Lone Pine/Humphreys Basin, Sierra Nevada - "hammered us with hail stones"

(Photo credit: Ron Pinkerton)
 As the Sand Fire raged near our home I packed up the camper and my backpack and drove North to Lone Pine.  Some might question how I could leave our home with a wildfire raging only a few miles away. We now live in the city and our level of concern is much lower than at our former home in the hills. (Note: Our previous home in the hills was incinerated by a wildfire in October of 2008.)
Sunset on the road to Lone Pine.
 Dawn at our Lone Pine campsite. Clark and Jo Ann and I agreed to a leisurely start for our backpack to Humphreys Basin. After a half dozen setbacks during the day our leisurely start became ridiculously late. (No more mention of a Four Wheel Camper until the end of the post. Jan and I usually limit this blog to trips in our truck camper but the story does have FWC's as bookends. So, here are a few photos from a four day backpack.)

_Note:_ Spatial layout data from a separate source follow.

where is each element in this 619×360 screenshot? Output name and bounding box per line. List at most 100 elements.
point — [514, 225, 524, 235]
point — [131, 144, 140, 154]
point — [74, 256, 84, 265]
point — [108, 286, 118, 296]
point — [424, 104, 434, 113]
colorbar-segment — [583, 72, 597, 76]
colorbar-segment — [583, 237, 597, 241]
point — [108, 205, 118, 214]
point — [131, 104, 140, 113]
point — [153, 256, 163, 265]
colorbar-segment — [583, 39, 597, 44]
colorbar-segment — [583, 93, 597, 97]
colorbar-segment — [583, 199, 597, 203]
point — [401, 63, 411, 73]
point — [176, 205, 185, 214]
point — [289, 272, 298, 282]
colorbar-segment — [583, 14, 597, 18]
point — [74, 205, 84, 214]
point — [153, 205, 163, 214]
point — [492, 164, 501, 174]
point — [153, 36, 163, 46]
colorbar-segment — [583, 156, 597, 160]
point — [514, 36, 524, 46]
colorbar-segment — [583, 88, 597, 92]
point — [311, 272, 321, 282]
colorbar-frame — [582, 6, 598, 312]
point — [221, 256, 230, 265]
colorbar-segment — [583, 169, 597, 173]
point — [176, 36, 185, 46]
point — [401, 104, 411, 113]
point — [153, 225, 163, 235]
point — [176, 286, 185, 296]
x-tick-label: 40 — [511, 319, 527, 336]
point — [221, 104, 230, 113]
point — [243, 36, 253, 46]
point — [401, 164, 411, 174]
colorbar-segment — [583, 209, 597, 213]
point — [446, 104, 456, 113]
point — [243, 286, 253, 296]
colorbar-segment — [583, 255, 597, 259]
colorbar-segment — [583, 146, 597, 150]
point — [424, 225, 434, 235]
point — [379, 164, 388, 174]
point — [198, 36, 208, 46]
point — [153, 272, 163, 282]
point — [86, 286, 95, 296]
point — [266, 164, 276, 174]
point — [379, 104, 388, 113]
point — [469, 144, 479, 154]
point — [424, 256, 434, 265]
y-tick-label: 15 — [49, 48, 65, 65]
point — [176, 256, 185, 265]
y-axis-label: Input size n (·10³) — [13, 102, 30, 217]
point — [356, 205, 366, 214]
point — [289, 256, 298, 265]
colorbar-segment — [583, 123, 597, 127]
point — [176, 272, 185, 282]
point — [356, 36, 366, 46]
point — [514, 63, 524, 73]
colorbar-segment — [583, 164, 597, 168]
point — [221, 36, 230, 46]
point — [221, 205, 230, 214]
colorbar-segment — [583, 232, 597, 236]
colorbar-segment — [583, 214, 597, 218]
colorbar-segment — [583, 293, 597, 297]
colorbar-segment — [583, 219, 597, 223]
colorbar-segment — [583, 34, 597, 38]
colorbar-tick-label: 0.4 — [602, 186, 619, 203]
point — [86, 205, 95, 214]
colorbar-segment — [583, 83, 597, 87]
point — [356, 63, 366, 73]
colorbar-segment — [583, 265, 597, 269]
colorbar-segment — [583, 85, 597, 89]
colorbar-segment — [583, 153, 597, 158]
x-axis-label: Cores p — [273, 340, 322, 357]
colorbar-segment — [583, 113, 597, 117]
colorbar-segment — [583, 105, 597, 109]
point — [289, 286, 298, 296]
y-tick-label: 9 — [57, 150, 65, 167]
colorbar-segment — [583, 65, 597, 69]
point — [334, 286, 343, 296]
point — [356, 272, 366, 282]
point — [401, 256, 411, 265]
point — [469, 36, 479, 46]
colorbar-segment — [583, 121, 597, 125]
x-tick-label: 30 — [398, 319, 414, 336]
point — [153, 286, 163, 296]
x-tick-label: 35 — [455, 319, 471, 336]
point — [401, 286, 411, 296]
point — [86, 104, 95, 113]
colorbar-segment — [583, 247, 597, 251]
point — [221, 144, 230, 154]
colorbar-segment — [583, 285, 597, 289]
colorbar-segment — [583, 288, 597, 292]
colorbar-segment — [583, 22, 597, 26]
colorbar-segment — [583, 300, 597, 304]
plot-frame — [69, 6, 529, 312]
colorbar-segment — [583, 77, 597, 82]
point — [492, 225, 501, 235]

 Wild flowers were blooming along the trail.
Late afternoon at our Piute Lake camp.
 Looking West from Piute Pass.
 Panorama of Desolation Lake.
 Bosco and me relaxing at Desolation Lake.
 Clark, the goats and Jo Ann leading the way.
 Cooking dinner during a rainstorm is more comfortable in a FWC than a cramped backpacking tent.
 Bosco at Summit Lake.
 After an enjoyable four day back-country vacation below Mount Humphreys we packed up our camps and began the hike back to the vehicles.
We stopped at this lovely waterfall for lunch and that is when our little adventure began. A small dark cloud appeared over the peak in the center of the photo above. Clark and I expressed our concern about possible precipitation. Jo Ann confidently stated, "It is only a small cloud and it will blow over." About five minutes later a light sprinkle began and two minutes after that the hail began to fall. Jo Ann, Clark and I have been in many high country storms but this deluge lasted longer than a typical Sierra hail storm. For 90 minutes it hammered us with hail stones of many sizes.  It was almost like the little black cloud hovered over us for the entire time and emptied all of its frozen precipitation on our location. A friend who knows a lot more about meteorology than I do thinks that we might have been in a "hail shaft."
The moisture from the storm highlighted the color of Piute Crags.
 Bosco looked back as he crossed a slippery log bridge over the North Fork of Bishop Creek.
 Jo Ann, Clark and the goats led a soggy march back to the parking lot.
 To return this post to topic of Four Wheel Campers, we sighted one parked near our truck in the parking lot.